Render them from GET https://llm.chutes.ai/v1/models; examples can go stale.

Can default:latency be used without setup?

No. Saved default aliases require a dashboard Model Routing pool. Inline pools and concrete live model IDs are zero setup.

Source draft Connect quickstarts

Catalog checked Jun 25, 2026

Hermes + Chutes recipes

Provider setup, delegation, MCP tools, low-risk routing, privacy checks, and live model selection for Hermes.

Make Chutes the active Hermes backend

Source-copied config.
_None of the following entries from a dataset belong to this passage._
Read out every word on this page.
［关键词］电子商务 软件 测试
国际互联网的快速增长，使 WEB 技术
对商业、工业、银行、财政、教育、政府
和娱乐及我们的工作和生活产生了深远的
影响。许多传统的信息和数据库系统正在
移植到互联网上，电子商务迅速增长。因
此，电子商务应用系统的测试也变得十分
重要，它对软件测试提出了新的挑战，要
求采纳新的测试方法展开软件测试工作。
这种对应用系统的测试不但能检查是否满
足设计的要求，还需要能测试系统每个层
Replace default:* with a concrete live model ID until a dashboard routing pool exists.

Source

Make Chutes the active Hermes backend

yaml

# Source: chutes-agent-toolkit/other-agents/hermes/config-examples/chutes-basic.yaml
# ~/.hermes/config.yaml
# Chutes as a named Hermes provider entry.
# Put CHUTES_API_KEY=*** in ~/.hermes/.env, not in this file.

providers:
  chutes:
    name: Chutes
    base_url: https://llm.chutes.ai/v1
    key_env: CHUTES_API_KEY
    transport: chat_completions
    default_model: default:latency
    discover_models: true
    models:
      default: {}
      "default:latency": {}
      "default:throughput": {}

model:
  provider: custom:chutes
  default: default:latency

Use Chutes as a delegation lane

Send summarization, build-log analysis, and lower-risk subtasks to Chutes.

Source

Use Chutes as a delegation lane

yaml

# Source: chutes-agent-toolkit/other-agents/hermes/config-examples/chutes-delegation.yaml
# ~/.hermes/config.yaml
# Use your normal primary model/provider for orchestration, and Chutes for delegated/background subtasks.

providers:
  chutes:
    name: Chutes
    base_url: https://llm.chutes.ai/v1
    key_env: CHUTES_API_KEY
    transport: chat_completions
    default_model: default:throughput
    discover_models: true
    models:
      default: {}
      "default:latency": {}
      "default:throughput": {}

delegation:
  provider: custom:chutes
  model: default:throughput
  reasoning_effort: medium

Add Chutes tools through MCP

Expose model, quota, usage, alias, chute, and API-key read tools to Hermes.

Source

Add Chutes tools through MCP

bash

uv tool install chutes-mcp-server \
  --from plugins/chutes-ai/skills/chutes-mcp-portability/mcp-server

hermes mcp add chutes --command chutes-mcp-server --env CHUTES_API_KEY=${CHUTES_API_KEY}
hermes mcp test chutes
hermes mcp list

Pick a model from live metadata

Use /v1/models for features, modalities, context, pricing, and confidential_compute.

Source

Pick a model from live metadata

bash

curl https://llm.chutes.ai/v1/models

# Current page example from the live server render:
CHUTES_MODEL="Qwen/Qwen3-32B-TEE"

Which lane?

The routing pool below is computed from the live catalog for agentic work. Use it inline for zero setup, or configure a saved pool before using default:* aliases.

Concrete model

Qwen/Qwen3-32B-TEE

Use when

You need a specific context window, feature set, modality, or price.

Inline pool

Qwen/Qwen3-32B-TEE,google/gemma-4-31B-turbo-TEE,MiniMaxAI/MiniMax-M2.5-TEE:latency

Use when

You want failover or latency selection without saved alias setup.